Eğitim sistemimizde sürelerindeki değişimleri kısaca özetleyeyim: 1997 yılı öncesinde ülkemizde ilkokul mecburi (zorunlu) 5 yıl, ortaokul ve lise eğitimleri ise isteğe bağlı üçer yıl idi. “28 Şubat Post modern darbesi” ile eğitimle ilgisi olmayanlar tarafından ilk okul ve ortaokul birleştirilerek 8 yıl “kesintisiz zorunlu eğitim” uygulaması dayatıldı. Siyasi irade de bu dayatmayı onayladı. Yaklaşık 15 yıl süren bu uygulamadan sonra (2012-2013) öğretim yılından itibaren ise ana okulundan sonra 4 yıl ilkokul, 4 yıl ortaokul ve 4 yıl lise seklindeki “4+4+4 sistemi” olarak bilinen kesintili ancak zorunlu 12 yıllık eğitim- öğretim modeli uygulamaya konuldu.
4+4+4 sisteminin uygulandığı geçen 13 yılın sonunda bu sistemin ilk mezunları (ürünleri) geçen yıl alındı. Bu sistemin çok önemli bazı olumsuz sonuçları ile karşılaşılmış olmalı ki MEB özellikle liseye karşılık gelen son dört yılın yeniden değerlendirilmesi hususunu gündemine aldı. Devamında bu hususta yapılan çalışmaların sonuna gelindiğini duyurdu. Basına yansıyan bazı modeller varsa da yeni sistem konusunda yetkili merciler henüz resmi bir açıklama yapmadı. Bekleyip göreceğiz.
MEB bu çalışma sürecinde iken, üniversitelerde öğretimin düzenlenmesi hakkında bir açıklamada YÖK Başkanı Prof. Dr.
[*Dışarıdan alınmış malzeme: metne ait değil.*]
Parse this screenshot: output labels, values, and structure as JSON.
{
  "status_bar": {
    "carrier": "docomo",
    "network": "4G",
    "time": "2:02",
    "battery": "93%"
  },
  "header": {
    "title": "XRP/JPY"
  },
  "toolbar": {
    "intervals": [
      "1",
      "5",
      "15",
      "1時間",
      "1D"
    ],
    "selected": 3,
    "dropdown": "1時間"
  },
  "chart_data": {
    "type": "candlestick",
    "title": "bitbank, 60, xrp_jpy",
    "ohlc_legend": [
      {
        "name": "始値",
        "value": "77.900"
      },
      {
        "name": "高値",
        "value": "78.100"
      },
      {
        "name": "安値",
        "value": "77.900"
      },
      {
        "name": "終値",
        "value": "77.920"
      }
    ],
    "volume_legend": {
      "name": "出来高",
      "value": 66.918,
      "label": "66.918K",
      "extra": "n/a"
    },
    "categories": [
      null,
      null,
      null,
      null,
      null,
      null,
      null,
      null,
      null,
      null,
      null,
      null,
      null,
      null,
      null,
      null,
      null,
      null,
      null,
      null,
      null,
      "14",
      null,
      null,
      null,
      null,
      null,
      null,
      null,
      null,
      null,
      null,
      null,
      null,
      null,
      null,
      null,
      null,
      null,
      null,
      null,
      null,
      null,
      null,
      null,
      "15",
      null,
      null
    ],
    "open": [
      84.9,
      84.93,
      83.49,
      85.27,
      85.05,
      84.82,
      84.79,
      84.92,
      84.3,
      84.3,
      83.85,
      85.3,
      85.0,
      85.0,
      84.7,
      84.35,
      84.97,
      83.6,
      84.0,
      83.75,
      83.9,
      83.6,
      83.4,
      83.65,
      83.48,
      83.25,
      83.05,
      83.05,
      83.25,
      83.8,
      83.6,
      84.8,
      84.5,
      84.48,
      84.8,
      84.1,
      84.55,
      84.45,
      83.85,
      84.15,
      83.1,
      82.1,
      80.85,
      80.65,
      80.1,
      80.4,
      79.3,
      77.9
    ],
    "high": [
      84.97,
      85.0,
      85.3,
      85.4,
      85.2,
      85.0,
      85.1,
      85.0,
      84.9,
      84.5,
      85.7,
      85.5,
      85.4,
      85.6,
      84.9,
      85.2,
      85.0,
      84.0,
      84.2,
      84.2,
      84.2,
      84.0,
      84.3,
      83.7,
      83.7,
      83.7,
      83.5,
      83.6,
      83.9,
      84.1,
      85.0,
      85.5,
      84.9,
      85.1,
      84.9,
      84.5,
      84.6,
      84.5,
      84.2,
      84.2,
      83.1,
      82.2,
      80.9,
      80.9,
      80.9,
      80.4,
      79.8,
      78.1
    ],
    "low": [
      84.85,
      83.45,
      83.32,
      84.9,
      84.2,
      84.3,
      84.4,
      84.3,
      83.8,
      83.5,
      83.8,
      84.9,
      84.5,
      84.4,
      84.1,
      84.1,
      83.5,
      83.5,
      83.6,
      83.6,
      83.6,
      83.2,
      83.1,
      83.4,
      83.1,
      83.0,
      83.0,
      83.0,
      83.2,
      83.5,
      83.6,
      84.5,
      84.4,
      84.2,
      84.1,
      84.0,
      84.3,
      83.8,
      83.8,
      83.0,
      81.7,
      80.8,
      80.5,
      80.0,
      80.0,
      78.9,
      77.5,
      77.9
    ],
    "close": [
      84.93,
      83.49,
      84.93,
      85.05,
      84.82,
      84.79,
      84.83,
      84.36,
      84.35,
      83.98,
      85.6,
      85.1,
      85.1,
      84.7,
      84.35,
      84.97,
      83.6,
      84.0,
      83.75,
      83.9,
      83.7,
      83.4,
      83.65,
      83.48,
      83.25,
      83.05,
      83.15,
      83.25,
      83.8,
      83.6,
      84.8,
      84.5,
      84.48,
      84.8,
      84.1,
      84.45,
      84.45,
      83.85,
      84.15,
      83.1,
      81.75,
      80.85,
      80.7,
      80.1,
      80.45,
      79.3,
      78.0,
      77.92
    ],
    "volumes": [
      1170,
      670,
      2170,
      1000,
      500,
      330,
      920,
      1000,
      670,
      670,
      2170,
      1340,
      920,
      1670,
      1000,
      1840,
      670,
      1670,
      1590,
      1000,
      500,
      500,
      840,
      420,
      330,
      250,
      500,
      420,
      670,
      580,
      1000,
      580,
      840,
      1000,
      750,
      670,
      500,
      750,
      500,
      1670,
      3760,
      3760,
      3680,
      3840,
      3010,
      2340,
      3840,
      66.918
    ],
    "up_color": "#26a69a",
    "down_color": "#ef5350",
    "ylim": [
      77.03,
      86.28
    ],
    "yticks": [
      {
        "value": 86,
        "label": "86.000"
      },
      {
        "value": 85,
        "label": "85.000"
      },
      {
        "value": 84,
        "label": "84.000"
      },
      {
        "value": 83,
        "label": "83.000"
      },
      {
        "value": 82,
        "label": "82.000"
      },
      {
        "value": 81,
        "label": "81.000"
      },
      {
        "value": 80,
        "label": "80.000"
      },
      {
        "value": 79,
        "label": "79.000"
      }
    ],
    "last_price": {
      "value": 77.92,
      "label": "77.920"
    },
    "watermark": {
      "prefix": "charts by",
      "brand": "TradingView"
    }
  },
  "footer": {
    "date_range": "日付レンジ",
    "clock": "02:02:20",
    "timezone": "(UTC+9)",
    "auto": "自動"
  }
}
Erol Özvar tarafından yapıldı. Yapılan açıklamaya göre 4 yıllık lisans öğretimini başarılı öğrenciler 3.5 yılda hatta 3 yılda tamamlayabilmeye imkân tanınacak bir düzenleme yapılacak. Zira gelişmiş birçok ülkede üniversitelerde fakülte süreleri artık 3 yıl olarak belirlenmiş.
Üniversite tarihimizde 3 yıl süreli fakülte uygulaması mevcuttur. 1933 Üniversite Reformundan sonra 1960 yılına kadar Hukuk, Edebiyat, Fen Fakültelerinde eğitim süresi 3 yıl olarak uygulandı. 1960’lardan itibaren yükseköğretimde fakültelerde 4 yıl standardı yerleşmeye başladı. 1973 yılında yürürlüğe giren 1750 Sayılı Yükseköğretim Kanunu ile birlikte fakülte eğitiminin asgari süresi 4 yıl olarak öngörüldü. Devamında 1981 yılında YÖK’nın kurulması ile 2547 Sayılı YÖK Kanunu ile resmen tüm ülke genelinde fakülte süreleri 4 yıl olarak standart hale getirildi.
Sayın Özvar tarafından bu bağlamda yapılan bir diğer açıklama ise derslerle ilgili idi. Öğrencilere güncel bilgi ve nitelikli beceriler kazandırmak için ders yüklerinin yeniden yapılandırılacağını ifade etti. Ayrıca öğrencilerin gelişimine katkı sağlamayan derslerin müfredattan çıkarılacağını, öğrenme süreçlerinin proje, uygulama ve araştırma temelli hale getirileceğini vurgulamıştır.
Öğrencilik dahil 45 yıllını üniversite ortamında ve bunun 35 yılını ders veren öğretim üyesi olarak yaşamış bir akademisyen olarak bazı tespitlerde bulunmak istiyorum.
Bunlardan birincisi: 1981 YÖK Kanunu ile yapılan düzenlemeyle 43 yıldır önlisans ve lisans (2 yıllık ve 4, 5, 6 yıllık) programlarının hepsinde üç ders her iki yarıyılda okutulmaktadır. Bu dersler Yabancı dil 1 ve 2, Türk Dili 1 ve 2I, ile Atatürk İlkeleri ve İnkılap Tarihi 1 ve 2 dersleridir. Bu dersler 5i dersleri olarak bilinir ve 1980 12 Eylül Askeri Darbesi ile üniversite müfredatına girmiştir.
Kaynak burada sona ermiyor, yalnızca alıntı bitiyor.